マイラヴレディ~俺の愛しいお姫様
いいの…って言われるほどのモノ、持ってたっけ。
頭上にハテナマークを浮かばせ、首を傾げた。
そして、蓑島くんの手にしている自分の服を、今一度確認する。
「蓑島くん、それ…」
「いいじゃんいいじゃん!このブランド、今流行ってるし!札駅に直営店も出来たでしょ。
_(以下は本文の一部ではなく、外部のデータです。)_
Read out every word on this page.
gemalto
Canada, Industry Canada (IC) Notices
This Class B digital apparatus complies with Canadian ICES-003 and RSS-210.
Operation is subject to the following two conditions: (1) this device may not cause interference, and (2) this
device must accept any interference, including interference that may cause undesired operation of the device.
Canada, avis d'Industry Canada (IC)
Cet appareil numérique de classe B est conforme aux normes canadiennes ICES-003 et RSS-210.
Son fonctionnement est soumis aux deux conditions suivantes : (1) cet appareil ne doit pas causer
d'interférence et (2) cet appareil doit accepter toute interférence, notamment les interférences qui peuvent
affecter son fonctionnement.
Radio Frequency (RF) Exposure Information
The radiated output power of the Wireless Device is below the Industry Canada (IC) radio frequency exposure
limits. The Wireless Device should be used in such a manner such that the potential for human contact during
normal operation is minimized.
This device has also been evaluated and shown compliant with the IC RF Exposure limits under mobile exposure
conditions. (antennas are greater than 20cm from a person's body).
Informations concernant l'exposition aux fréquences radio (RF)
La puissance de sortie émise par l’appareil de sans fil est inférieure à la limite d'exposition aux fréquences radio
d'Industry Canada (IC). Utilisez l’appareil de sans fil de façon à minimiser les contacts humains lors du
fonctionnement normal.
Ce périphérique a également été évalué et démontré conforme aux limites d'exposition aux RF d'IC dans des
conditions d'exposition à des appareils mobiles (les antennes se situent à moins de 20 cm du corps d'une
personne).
ゆるゆるオーバーサイズでおしゃれー」
いや、それ…。
蓑島くんが手にしているのは。
Cの目玉のようなマークでお馴染みのスポーツブランド。
小さいワンポイントの刺繍が左の胸に、ワッペンが左の袖にあしらわれている。
…このブランド、結構好きで。
昔、瞳真と一緒に買ってたんだよな…。
そして、これは至ってシンプルなメンズの黒のTシャツ。
「…これ、お兄ちゃんからもらったやつ。イオンで買ったんだけど被ったからってもらったの」
しかも、お兄ちゃんのサイズだから、LLサイズ…お兄ちゃんでも大きめ。
当ててみたけど、ちょっと大きいので部屋着にでもしようかと思っていたやつだ。
これ…いいの?
すると、蓑島くんは「フッフッ…」と肩を震わせて笑う。
「女子がメンズサイズのTシャツをゆるっと着る…非常に好きなスタイルでありますよ?」
えっ…嘘ばかり。
だってお兄ちゃんのだよこれ…。